The natural production of streptokinase has several limitations, including low yields and the pathogenic nature of its native host. To overcome these challenges, recombinant DNA technology has been employed to produce streptokinase in various host organisms. One notable example is the expression of streptokinase in the Gram-positive bacterium Streptomyces lividans .

In this process, the structural gene encoding streptokinase is fused to signal sequences that facilitate its secretion. For instance, the Streptomyces venezuelae CBS762.70 subtilisin inhibitor (vsi) signal sequence or the Streptomyces lividans xylanase C (xlnC) signal sequence can be used . The recombinant production in Streptomyces lividans has shown higher yields when the Sec-dependent signal peptide mediates the translocation of streptokinase .
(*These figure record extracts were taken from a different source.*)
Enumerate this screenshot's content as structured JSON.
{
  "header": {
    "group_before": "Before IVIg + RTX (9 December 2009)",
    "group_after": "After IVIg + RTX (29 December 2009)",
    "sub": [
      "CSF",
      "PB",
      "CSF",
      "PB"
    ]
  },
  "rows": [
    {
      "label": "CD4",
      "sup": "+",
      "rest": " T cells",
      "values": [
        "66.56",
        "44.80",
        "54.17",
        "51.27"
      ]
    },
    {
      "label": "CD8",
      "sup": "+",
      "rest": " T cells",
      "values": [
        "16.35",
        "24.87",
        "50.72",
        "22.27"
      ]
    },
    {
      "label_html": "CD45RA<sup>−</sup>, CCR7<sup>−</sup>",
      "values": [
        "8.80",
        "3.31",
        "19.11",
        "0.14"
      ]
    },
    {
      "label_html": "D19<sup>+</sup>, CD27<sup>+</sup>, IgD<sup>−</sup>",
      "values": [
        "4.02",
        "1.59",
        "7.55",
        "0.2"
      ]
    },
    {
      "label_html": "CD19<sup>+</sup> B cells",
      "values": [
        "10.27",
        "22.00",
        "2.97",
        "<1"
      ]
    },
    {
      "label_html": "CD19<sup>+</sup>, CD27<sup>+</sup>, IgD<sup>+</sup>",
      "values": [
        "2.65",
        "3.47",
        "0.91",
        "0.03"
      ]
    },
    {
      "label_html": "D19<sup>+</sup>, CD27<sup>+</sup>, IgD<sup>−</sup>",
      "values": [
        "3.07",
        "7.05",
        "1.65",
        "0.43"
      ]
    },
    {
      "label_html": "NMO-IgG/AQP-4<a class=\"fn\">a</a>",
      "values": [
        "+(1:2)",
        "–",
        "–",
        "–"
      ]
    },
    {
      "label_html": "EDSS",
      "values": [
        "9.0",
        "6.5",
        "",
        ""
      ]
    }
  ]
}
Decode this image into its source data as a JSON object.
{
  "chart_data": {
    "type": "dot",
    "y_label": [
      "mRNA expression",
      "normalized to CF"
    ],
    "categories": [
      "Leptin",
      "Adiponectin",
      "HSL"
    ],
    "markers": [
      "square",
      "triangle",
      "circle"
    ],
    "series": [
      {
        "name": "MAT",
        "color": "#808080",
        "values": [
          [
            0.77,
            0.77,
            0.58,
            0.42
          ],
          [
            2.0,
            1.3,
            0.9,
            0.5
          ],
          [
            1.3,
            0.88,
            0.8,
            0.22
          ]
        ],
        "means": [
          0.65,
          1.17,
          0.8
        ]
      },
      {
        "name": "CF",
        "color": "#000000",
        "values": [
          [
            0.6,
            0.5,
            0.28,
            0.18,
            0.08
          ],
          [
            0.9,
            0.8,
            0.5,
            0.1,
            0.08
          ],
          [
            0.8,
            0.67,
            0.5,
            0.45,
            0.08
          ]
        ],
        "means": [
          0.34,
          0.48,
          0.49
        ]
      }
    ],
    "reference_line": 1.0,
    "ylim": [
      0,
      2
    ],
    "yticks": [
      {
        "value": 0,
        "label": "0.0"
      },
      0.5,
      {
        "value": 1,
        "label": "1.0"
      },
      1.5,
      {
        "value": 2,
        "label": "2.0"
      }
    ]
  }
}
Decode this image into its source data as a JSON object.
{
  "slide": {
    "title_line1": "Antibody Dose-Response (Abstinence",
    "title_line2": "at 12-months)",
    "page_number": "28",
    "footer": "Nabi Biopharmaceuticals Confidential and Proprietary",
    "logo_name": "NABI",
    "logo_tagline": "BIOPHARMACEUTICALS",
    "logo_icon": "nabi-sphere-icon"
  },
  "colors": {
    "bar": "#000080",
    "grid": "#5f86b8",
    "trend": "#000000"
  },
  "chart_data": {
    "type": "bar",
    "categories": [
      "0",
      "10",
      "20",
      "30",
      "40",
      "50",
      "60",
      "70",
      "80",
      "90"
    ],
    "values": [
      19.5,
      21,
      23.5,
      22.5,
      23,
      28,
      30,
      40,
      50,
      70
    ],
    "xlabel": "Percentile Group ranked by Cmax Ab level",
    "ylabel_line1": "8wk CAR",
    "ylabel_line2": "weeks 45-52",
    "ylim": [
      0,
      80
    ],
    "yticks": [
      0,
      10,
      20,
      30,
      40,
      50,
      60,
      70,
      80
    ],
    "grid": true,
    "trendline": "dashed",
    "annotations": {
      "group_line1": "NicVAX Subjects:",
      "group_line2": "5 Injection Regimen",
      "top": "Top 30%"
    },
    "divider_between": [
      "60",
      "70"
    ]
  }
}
Advantages of Recombinant Streptokinase

Recombinant streptokinase offers several advantages over its naturally produced counterpart:

  1. Higher Yields: Recombinant production methods can significantly increase the yield of streptokinase, making it more cost-effective .
  2. Reduced Pathogenicity: By using non-pathogenic host organisms, the risks associated with the pathogenic nature of the native host are eliminated .
  3. Enhanced Specificity: Recombinant techniques allow for the modification of streptokinase to enhance its specificity and reduce potential side effects .
Applications

Streptokinase is primarily used as a thrombolytic agent to dissolve blood clots in patients suffering from acute myocardial infarction, pulmonary embolism, and other thrombotic conditions . Its ability to activate plasminogen and subsequently degrade fibrin clots makes it a critical component in emergency medicine.